I have a requirement that I want to schedule an airflow job every alternate Friday. However, the problem is I am not able to figure out how to write a schedule for this.
I don't want to have multiple jobs for this.
I tried this
'0 0 1-7,15-21 * 5
However it's not working it's running from 1 to 7 and 15 to 21 everyday.
from shubham's answer I realize that we can have a PythonOperator which can skip the task for us. An I tried to implement the solution. However doesn't seem to work.
As testing this on 2 week period would be too difficult.
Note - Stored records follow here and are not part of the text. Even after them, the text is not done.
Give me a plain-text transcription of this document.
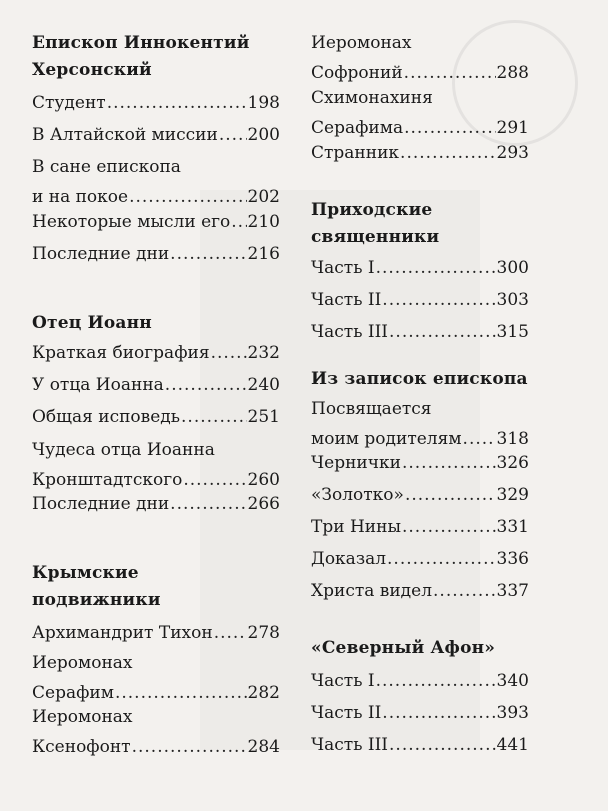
Епископ Иннокентий
Херсонский
Студент .....	198
В Алтайской миссии ..... 200
В сане епископа
и на покое .....	202
Некоторые мысли его ..... 210
Последние дни .....	216
Отец Иоанн
Краткая биография ..... 232
У отца Иоанна .....	240
Общая исповедь .....	251
Чудеса отца Иоанна
Кронштадтского .....	260
Последние дни .....	266
Крымские
подвижники
Архимандрит Тихон ..... 278
Иеромонах
Серафим .....	282
Иеромонах
Ксенофонт .....	284
Иеромонах
Софроний .....	288
Схимонахиня
Серафима .....	291
Странник .....	293
Приходские
священники
Часть I .....	300
Часть II .....	303
Часть III .....	315
Из записок епископа
Посвящается
моим родителям ..... 318
Чернички .....	326
«Золотко» .....	329
Три Нины .....	331
Доказал .....	336
Христа видел .....	337
«Северный Афон»
Часть I .....	340
Часть II .....	393
Часть III .....	441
This is what I did.
- I schedule the DAG to run every 5 mins
- However, I am writing python operator the skip althernate task (pretty similar to what I am trying to do, alternate friday).
DAG:
args = {
'owner': 'Gaurang Shah',
'retries': 0,
'start_date':airflow.utils.dates.days_ago(1),
}
dag = DAG(
dag_id='test_dag',
default_args=args,
catchup=False,
schedule_interval='*/5 * * * *',
max_active_runs=1
)
dummy_op = DummyOperator(task_id='dummy', dag=dag)
def _check_date(execution_date, **context):
min_date = datetime.now() - relativedelta(minutes=10)
print(context)
print(context.get("prev_execution_date"))
print(execution_date)
print(datetime.now())
print(min_date)
if execution_date > min_date:
raise AirflowSkipException(f"No data available on this execution_date ({execution_date}).")
check_date = PythonOperator(
task_id="check_if_min_date",
python_callable=_check_date,
provide_context=True,
dag=dag,
)